Pada paruh abad 18, Banyumas mengalami modernisasi melalui politik etis. Bermula dari buku Van Deventer berjudul “Utang Budi” yang mengkritik atas penderitaan negara jajahan Belanda, Ratu Wilhelmina lantas membuat sebuah kebijakan: politik Etis. Politik etis yakni sebuah politik balas budi (Trias Van Deventer): irigasi, emigrasi, dan edukasi. Setelah penerapan politik etis pembangunan di Banyumas semakin signifikan, di antaranya: infrastruktur transportasi; industri; irigasi perkebunan; fasilitas pendidikan; fasilitas kesehatan; hingga arsitektur kota Banyumas.
Suasana Kota Lama Banyumas. (Sumber : freisfotoarchief.nl)

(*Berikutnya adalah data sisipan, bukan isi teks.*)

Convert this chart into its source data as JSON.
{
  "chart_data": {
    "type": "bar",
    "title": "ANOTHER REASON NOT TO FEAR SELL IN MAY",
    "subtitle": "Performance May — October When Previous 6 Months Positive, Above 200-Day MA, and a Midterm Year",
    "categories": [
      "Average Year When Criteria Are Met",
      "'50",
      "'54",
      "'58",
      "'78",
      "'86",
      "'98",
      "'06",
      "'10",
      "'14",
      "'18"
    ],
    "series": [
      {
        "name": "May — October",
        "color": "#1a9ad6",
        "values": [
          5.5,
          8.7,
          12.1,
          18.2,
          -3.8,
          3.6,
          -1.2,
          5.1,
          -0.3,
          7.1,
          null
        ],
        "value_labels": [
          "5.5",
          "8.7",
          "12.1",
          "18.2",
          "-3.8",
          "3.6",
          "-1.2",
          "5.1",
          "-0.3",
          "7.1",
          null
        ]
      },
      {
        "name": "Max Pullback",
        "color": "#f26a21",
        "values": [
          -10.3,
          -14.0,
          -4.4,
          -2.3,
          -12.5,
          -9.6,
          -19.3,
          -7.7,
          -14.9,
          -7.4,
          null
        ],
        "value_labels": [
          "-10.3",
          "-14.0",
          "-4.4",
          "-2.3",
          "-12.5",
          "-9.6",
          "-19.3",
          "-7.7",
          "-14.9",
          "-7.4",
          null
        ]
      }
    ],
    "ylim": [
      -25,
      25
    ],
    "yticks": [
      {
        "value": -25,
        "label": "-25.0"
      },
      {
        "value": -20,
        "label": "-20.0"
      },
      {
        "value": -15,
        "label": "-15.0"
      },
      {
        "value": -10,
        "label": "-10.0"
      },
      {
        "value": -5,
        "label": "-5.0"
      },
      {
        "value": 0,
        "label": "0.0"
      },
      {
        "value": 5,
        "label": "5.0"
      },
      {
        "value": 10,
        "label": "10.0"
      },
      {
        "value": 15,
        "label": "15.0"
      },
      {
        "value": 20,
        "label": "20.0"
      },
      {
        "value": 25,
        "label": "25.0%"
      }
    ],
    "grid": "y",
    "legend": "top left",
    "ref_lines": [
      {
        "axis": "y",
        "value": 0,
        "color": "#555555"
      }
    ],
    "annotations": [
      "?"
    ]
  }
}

Dalam pengembangan infrastruktur transportasi, pada pertengahan abad 19 dibangun jalan post (post weg) Banyumas-Buntu-Gombong-Rawalo. Kemudian jalan-jalan darat lain bermunculan dan bercabang serupa ranting pohon. Pihak kolonial juga membagun transportasi modern: rel keret api (Trem Serajoedal Stoomtram Maatschappij) pada Mei 1895. Proyek rel ini dipimpin oleh Ir. C. Groll, melintasi pada tiap-tiap pabrik gula yang merentang Banyumas-Banjarnegara-Cilacap-Purwokerto. Namun, rel ini tidak melintas di daerah Ibu Kota Banyumas, sebab pihak kolonial memproyeksikan sebagai kepentingan ekonomi, bukan pemerintah. Belanda membuat kota Banyumas menjadi menjauhi tepian sungai: memilih keramaian dengan banyak membangun jalur darat dan rel kereta api. Lagi pula, transportasi darat yang dibangun kolonial tetap menyusuri Sungai Serayu. Pengembangan Pendidikan: Pemerintah Kolonial membangun Holland-Indies School (HIS), di belakang HIS dibangun Kazerne Politie (tangsi polisi Belanda), di sebelah barat HIS dibangun gedung Inlander 2e School (Sekolah Ongko Loro). Pengembangan Kesehatan: pada 1925 Pemerintah kolonial membangun rumah sakit Julianna, yang sekarang dikenal RSUD Banyumas.
Pada 1836, Residen De Seriere membuka akses Kota Banyumas, membangun kanal yang kemudian dinamakan Kali Yasa. Jadilah Banyumas menjadi sebuah kota dalam rancang kolonial. Arsitektur: pemerintah kolonial Belanda berhasrat membangun Kota Banyumas dengan gaya arsitektur Eropa. Sebelum Kota Banyumas dalam kekuasaan Belanda, bangunan rumah warga ialah tradisional Jawa Banyumasan (tidak sama dengan bangunan Yogya dan Solo). Pasca kedatangan Belanda bangunan tradisional Jawa Banyumasan itu tereduksi bangunan berasitektur kolonial. Dalam esai di langgar.co “Bangunan Besar di Kampoeng Londo Gresik” (2023) karya Aji Ramadhan. Begini: “arsitektur kolonial merupakan proses adaptasi mereka agar mampu bertahan hidup di lingkungan yang jauh dari asalnya”. Dalam perkembangannya, mungkin saja seseorang yang bukan londo dan menginginkan berbagai kebutuhan ruang, lebih mendirikan bangunan berarsitektur Belanda daripada bangunan tradisional Jawa Banyumasan.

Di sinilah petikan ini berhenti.